一方、マネージャーA自身は、部下育成に関して独自にコーチングやクリティカルシンキングを学び、日常的にスキルを高めてきました。

そこで、マネージャーAはこれまで自分で学んできたことを実践しようと、部下Xにフィードバックを行う時間をつくり、研修コンテンツのプレゼン資料の改善に向けた指導をすることにしました。

マネージャーA:
一通りプレゼンの説明をしてもらったけれど、自分ではどのあたりがうまくいっていると思う?

部下X:
今回の研修では「人としての器」をテーマにしました。
一般的なマネジメント研修では知識・スキル中心で、即効性のあるツールやフレームワークを学ぶものが中心ですが、「人としての器」をテーマとしたものはほとんど見られません。
今回の研修を通して、時間をかけてじっくりと「器」という観点から自分自身を振り返ることになり、それは受講者にとっても貴重な機会になると思います。

マネージャーA:
この研修を行うと、顧客からはどういった反応があると思う?

部下X:
まずは器という概念を理解して、それから自身の器の成長についてグループで対話を通じて、自分がどういった器をつくろうかという理想の状態を描くことになります。
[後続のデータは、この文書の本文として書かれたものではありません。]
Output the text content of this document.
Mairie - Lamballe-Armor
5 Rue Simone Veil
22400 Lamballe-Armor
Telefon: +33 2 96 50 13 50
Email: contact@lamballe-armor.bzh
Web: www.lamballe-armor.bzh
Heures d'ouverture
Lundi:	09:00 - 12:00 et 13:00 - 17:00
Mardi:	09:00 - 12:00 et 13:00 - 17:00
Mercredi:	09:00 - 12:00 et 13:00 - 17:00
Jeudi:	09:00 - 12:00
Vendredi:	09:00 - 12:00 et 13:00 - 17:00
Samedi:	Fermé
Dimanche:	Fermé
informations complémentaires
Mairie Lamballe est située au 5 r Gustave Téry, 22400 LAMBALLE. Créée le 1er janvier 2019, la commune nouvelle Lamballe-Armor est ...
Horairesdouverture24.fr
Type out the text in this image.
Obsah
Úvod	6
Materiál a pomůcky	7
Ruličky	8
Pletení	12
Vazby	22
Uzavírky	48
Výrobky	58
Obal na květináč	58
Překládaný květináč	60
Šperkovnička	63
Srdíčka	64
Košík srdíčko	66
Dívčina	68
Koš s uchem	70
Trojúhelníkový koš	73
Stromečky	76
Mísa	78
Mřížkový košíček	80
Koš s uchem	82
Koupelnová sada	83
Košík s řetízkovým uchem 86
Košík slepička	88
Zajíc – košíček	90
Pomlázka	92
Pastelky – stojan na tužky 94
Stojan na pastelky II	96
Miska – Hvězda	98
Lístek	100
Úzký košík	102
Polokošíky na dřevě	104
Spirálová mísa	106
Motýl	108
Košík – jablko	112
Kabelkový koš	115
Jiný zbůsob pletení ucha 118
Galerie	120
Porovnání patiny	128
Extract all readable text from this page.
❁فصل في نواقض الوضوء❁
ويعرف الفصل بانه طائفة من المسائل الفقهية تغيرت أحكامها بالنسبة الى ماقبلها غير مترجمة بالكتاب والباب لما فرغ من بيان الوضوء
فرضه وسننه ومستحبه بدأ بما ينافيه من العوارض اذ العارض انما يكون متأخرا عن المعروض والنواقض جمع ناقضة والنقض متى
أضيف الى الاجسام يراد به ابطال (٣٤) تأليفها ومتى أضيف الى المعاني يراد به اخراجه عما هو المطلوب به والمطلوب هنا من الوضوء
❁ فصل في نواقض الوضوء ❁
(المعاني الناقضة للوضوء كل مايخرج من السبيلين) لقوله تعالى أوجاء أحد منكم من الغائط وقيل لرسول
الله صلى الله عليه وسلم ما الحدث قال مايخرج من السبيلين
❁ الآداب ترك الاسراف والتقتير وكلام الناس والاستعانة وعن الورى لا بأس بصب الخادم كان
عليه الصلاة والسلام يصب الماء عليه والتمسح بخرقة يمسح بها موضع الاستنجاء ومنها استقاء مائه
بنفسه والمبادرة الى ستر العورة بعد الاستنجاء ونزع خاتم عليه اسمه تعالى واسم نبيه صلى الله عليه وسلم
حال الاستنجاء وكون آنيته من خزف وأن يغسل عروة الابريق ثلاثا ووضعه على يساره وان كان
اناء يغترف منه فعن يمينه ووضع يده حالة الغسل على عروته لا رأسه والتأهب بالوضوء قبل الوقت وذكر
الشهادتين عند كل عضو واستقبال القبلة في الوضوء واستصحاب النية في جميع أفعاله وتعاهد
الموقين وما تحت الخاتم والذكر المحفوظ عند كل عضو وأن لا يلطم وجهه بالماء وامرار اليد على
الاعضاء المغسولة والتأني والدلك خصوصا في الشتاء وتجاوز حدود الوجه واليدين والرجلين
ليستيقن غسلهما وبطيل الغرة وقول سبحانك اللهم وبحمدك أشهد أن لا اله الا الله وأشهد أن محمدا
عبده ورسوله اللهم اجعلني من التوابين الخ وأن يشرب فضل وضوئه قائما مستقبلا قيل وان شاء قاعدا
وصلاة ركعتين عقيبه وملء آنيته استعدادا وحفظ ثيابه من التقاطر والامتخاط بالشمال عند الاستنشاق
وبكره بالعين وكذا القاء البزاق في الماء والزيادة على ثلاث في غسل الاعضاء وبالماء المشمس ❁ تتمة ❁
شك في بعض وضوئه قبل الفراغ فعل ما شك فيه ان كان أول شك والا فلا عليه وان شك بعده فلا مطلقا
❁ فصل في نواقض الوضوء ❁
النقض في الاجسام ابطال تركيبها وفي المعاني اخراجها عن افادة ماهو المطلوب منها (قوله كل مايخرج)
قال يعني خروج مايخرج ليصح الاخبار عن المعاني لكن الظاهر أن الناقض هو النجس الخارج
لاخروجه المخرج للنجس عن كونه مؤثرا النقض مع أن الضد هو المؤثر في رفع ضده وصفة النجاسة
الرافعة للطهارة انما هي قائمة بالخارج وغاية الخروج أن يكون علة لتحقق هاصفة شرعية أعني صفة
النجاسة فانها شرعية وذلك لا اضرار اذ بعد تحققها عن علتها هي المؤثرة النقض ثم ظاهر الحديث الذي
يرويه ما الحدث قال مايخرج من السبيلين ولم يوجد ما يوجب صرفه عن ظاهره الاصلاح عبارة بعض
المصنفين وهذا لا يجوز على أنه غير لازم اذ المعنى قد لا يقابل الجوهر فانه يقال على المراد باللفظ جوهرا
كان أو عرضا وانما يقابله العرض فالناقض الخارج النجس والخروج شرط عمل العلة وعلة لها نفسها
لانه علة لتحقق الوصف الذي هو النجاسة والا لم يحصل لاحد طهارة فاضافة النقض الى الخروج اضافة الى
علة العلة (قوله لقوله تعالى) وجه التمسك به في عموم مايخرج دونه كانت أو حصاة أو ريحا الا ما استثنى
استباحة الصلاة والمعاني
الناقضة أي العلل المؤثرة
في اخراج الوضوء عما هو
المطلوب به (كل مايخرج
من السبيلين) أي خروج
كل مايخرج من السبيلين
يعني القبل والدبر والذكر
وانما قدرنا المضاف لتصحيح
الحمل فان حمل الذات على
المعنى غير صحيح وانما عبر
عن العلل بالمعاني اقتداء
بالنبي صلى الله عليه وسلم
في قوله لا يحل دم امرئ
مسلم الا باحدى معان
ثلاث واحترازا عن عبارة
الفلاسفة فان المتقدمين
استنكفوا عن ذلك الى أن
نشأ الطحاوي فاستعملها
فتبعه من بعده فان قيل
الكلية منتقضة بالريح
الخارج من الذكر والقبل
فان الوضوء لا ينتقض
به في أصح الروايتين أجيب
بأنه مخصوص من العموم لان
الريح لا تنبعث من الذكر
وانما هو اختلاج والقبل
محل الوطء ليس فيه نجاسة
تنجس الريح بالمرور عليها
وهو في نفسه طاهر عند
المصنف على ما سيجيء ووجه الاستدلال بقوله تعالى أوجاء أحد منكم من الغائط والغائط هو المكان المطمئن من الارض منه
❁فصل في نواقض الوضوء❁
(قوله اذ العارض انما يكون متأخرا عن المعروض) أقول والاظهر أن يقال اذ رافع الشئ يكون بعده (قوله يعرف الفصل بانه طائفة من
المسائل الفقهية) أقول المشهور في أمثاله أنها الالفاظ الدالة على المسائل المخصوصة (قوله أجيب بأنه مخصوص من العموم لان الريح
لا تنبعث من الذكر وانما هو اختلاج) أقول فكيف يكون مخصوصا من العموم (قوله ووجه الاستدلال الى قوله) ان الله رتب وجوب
その後、そのためのアクションプランをつくるので、受講者も前向きに成長に向けた一歩を踏み出すことが期待されます。

マネージャーA:
本当に、こちら側が意図したとおりにうまく行くかな?

部下X:
それは受講者の研修に臨む態度や置かれた文脈にもよるかもしれませんが、この研修は1日という制約の中で、できるだけ多くの受講者が自分にとっての「器」に目を向けられるように、対話時間をしっかりと取ったり、内省のツールとしてのワークシートを用意するなどの工夫をしました。

マネージャーA:
それって、つまり、参加者が内省する力があるかどうかにかかっているということ?
もしそうだとしたら、プログラムの設計として少し弱すぎないかな?
調査研究グループではそういった仕事のクオリティでも許されたかもしれないけれど、この仕事はお客さんからお金をもらってやるものだからさ。
受講者がどう感じるかに関しては、こちら側の想定どおりに行くとは限らないから、できるだけ響かなそうな人をイメージしながらプログラムをつくったほうがいいよ。

部下X:
たしかに、そうですが、響かなそうな人をターゲットとした場合は、コンテンツ全体のレベルもそういう人に合わせることになるので、逆にメインターゲットの満足度が下がってしまいかねないと思います。
響かなそうな人は、今回の集合研修のターゲットとせずに、別の個人面談などがある研修コンテンツなどで受け皿を用意したほうが良いのではと考えています。

マネージャーA:
それはそうなんだけど、俺が言っているのは、この研修で期待される効果がいまいちはっきりしていないってことなのよ。
本当にこの研修を通じて、顧客に最大の効果は発揮されると思うの?
そもそも君が想定している効果って何?
その効果を最大にするための工夫が、現状では内省任せになっていて、プログラムの完成度としては不十分なんじゃないの?
やみくもに反論したり言い訳したりする前に、相手が何を考えて伝えようとしているのかを深堀りして尋ねたほうがいいよ。
その真意をきちんと理解しないまま会話していると、顧客に対しても質の高いプレゼンテーションはできないからさ。
明日までに、もう一度、提案資料は考え直してもってきてください。

この時、部下XはマネージャーAの言葉をただ受け入れる様子で、それ以上の返答をすることができませんでした。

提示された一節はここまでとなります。